The docker container automatically launched an OmniSci database in which we can now connect.

## Connecting to the database using Ibis

We will be using Ibis to create and manage our connection to the database. Ibis will allow us to construct complex data anlytics using a Pandas-like API. It will convert our analytics methods to a SQL query, but will push the computational burden of the query to the server.
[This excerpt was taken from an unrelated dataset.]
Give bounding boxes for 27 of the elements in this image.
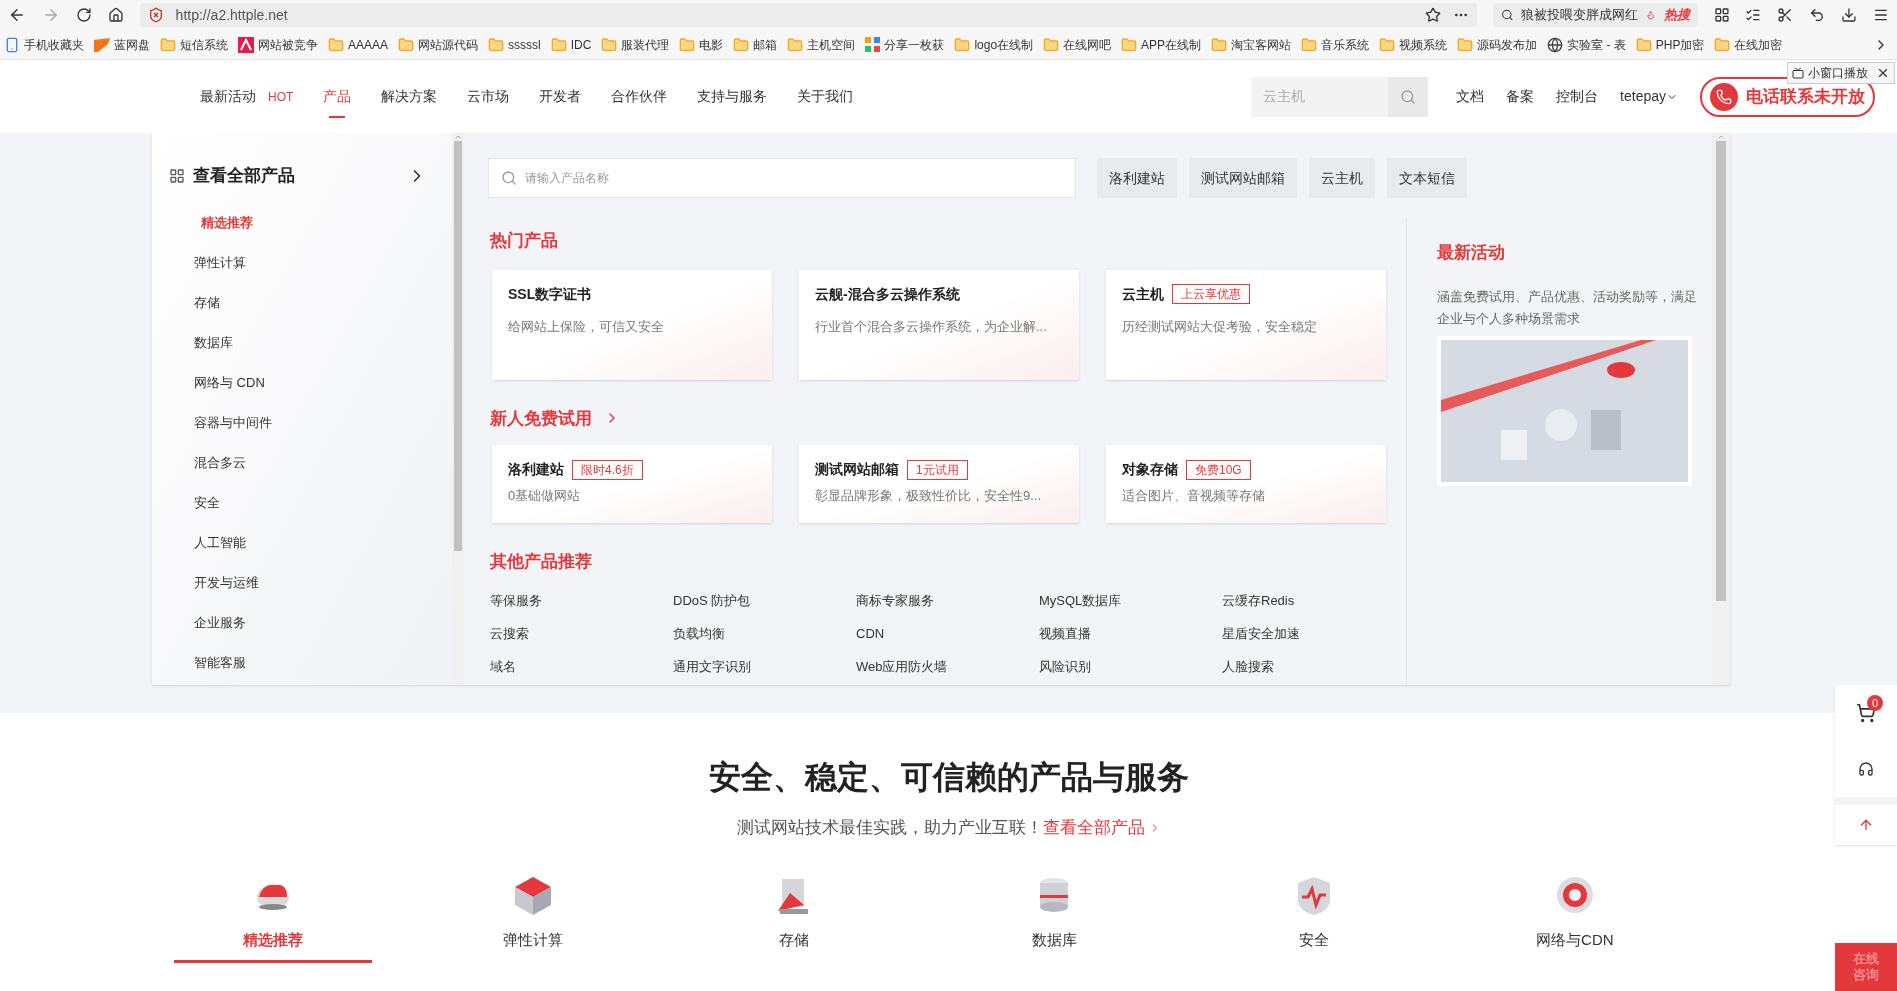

In this way, users can query extremely large databases on remote servers without heavy local computation.

>**Note**: Unless you're using the conda environment from this repo, you'll also need to install the omnisci backend for ibis  
`pip install ibis-framework[omnisci]`  

In [None]:
import ibis
# set up the credentials to the OmniSci db inside of docker
creds = {
    'user': 'admin',
    'password': 'HyperInteractive',
    'host': '127.0.0.1',
    'port': 6274,
    'dbname': 'omnisci'
}
# connect to the database using Ibis
omnisci_client = ibis.omniscidb.connect(user=creds['user'], password=creds['password'],
                                  host=creds['host'], port=creds['port'], database=creds['dbname'])

### Exploring the database using Ibis

Let's use the client to take a look at the database (For a more in-depth look at Ibis functionality, check out the Ibis tutorials at [...]() )  
We can quickly get a list of the tables available in the database.  

In [None]:
omnisci_client.list_tables()

Now we will make a connection to the 'upstream_reservoir' table.

In [None]:
states = omnisci_client.table('omnisci_states')
states

You'll notice that when you inspect `states` you see a schema object, not actual results.   
Ibis won't load the data and perform any computation, but instead will leave the data in the   
backend defined in the connection, and we will _ask_ the backend to perform the computations.  
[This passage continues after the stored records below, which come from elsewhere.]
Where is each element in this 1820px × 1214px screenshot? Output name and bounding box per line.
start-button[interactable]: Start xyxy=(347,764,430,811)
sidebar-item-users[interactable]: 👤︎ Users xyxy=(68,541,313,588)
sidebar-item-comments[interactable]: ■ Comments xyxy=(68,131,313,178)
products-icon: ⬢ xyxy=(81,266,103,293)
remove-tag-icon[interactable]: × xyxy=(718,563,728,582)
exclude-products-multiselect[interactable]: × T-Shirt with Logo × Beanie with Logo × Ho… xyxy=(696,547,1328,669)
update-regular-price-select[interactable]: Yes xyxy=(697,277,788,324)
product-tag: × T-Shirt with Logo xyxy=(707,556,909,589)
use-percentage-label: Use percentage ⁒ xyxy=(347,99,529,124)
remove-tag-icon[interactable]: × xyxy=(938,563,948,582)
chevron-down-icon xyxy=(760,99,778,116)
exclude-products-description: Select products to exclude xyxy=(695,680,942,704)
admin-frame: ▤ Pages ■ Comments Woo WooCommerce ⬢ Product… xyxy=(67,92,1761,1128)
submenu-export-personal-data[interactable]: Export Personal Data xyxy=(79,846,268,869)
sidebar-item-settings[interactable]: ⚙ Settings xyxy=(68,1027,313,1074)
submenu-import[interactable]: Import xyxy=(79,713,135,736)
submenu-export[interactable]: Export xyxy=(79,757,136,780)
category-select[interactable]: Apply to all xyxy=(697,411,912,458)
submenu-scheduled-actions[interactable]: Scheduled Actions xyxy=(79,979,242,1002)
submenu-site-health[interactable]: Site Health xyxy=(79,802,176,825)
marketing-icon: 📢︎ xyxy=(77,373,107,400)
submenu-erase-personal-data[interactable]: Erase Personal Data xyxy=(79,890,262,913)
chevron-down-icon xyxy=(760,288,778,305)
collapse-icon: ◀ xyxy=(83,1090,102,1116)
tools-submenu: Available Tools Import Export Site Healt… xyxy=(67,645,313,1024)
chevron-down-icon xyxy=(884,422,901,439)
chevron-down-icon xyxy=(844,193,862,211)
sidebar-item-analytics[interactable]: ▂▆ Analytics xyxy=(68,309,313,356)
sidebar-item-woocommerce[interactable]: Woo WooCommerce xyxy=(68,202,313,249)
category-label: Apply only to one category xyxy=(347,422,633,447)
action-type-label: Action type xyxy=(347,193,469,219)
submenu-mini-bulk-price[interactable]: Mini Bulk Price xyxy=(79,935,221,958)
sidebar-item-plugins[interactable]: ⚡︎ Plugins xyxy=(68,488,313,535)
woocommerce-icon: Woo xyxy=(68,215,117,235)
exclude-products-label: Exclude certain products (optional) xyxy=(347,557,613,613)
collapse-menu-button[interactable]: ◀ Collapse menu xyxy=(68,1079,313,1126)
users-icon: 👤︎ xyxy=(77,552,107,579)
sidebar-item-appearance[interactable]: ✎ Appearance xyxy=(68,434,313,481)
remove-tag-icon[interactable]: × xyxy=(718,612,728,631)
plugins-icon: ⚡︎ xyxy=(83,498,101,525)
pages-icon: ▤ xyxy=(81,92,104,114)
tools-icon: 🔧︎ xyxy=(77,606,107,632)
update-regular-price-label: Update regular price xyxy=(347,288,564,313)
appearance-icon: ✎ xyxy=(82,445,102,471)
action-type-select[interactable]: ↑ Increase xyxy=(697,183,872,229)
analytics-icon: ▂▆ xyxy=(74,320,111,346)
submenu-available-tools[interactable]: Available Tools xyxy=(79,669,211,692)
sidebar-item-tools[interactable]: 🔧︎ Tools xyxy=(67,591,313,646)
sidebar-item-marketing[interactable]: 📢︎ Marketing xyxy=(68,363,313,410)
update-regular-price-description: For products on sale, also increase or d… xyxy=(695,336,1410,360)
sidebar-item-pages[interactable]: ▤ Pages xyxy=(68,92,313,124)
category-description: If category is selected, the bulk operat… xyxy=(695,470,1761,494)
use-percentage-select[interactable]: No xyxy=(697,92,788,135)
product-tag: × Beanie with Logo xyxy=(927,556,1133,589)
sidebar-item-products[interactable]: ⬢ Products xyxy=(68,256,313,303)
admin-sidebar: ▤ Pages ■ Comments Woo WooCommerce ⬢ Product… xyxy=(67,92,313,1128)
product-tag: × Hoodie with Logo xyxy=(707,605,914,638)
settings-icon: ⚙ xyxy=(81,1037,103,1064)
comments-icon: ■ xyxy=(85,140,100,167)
This is a valuable tool when working with big data in which our client side cannot handle the  
volume of data until we have reduced it.  
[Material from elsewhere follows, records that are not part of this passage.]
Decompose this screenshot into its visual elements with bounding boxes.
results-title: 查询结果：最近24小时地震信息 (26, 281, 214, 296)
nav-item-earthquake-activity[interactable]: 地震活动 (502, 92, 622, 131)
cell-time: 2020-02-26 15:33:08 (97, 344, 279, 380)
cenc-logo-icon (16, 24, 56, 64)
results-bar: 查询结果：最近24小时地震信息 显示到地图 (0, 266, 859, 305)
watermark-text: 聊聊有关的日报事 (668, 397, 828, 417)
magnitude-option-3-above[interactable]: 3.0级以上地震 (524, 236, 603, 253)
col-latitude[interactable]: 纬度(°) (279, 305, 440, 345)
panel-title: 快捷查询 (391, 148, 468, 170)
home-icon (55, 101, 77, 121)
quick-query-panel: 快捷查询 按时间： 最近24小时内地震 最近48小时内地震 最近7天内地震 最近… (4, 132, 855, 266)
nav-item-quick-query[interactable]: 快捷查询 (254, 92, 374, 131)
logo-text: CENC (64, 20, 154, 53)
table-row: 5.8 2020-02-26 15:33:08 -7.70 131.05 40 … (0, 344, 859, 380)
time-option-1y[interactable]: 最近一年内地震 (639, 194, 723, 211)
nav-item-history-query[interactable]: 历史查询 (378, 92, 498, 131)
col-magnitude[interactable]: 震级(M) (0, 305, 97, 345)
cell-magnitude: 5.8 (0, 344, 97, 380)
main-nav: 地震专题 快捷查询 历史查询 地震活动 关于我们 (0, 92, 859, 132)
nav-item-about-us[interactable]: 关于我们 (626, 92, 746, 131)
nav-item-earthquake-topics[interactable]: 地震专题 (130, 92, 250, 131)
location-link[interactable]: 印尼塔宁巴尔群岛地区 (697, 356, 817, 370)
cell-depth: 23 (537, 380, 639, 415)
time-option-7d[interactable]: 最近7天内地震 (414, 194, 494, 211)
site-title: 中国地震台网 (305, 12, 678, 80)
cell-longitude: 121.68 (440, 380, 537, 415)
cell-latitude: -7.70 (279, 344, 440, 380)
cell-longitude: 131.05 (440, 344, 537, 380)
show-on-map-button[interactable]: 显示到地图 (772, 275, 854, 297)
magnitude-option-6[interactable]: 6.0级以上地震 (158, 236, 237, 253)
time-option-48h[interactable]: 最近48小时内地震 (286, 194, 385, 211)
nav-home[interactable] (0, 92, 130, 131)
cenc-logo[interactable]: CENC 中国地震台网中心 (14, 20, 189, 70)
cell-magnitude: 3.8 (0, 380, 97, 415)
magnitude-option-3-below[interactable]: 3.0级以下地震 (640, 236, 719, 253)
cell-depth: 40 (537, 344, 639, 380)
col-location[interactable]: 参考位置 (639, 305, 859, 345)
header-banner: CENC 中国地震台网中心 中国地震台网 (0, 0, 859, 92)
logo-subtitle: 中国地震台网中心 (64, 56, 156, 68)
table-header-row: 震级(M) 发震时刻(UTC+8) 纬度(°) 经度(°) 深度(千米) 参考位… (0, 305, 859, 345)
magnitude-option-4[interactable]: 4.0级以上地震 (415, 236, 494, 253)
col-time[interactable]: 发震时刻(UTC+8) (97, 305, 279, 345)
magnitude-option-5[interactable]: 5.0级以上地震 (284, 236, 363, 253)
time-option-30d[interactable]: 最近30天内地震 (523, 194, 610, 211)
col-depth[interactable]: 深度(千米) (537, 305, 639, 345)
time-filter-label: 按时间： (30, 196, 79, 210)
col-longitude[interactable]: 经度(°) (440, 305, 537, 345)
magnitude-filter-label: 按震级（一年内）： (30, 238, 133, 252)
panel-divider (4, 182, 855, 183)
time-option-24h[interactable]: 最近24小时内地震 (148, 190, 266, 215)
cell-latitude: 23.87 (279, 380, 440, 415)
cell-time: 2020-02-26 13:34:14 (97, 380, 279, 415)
If you'd perfer for the backend to run the computation immediately, you can set  
`ibis.options.interactive = True`.
  
Let's take a quick look at information Ibis has for this table without actually pulling the data locally:

In [None]:
# get the table info
display(states.info())

# get the table metadata
display(states.metadata())

Ibis is converting our expression into a SQL expression. Let's take a look at the actual SQL query.

In [None]:
states.compile()

The table has 52 rows which is small enough for us to handle locally so we can go ahead and execute the query which will bring us back the requested table (we haven't asked it to perforrm any calculations yet)  

In [None]:
# execute the query
states_df = states.execute()
print(f'Return Type: {type(states_df)}')
states_df

Now we can immediately continue our data analytics using a Pandas DataFrame or we can modify our Ibis query to perform some calculations before pulling back data.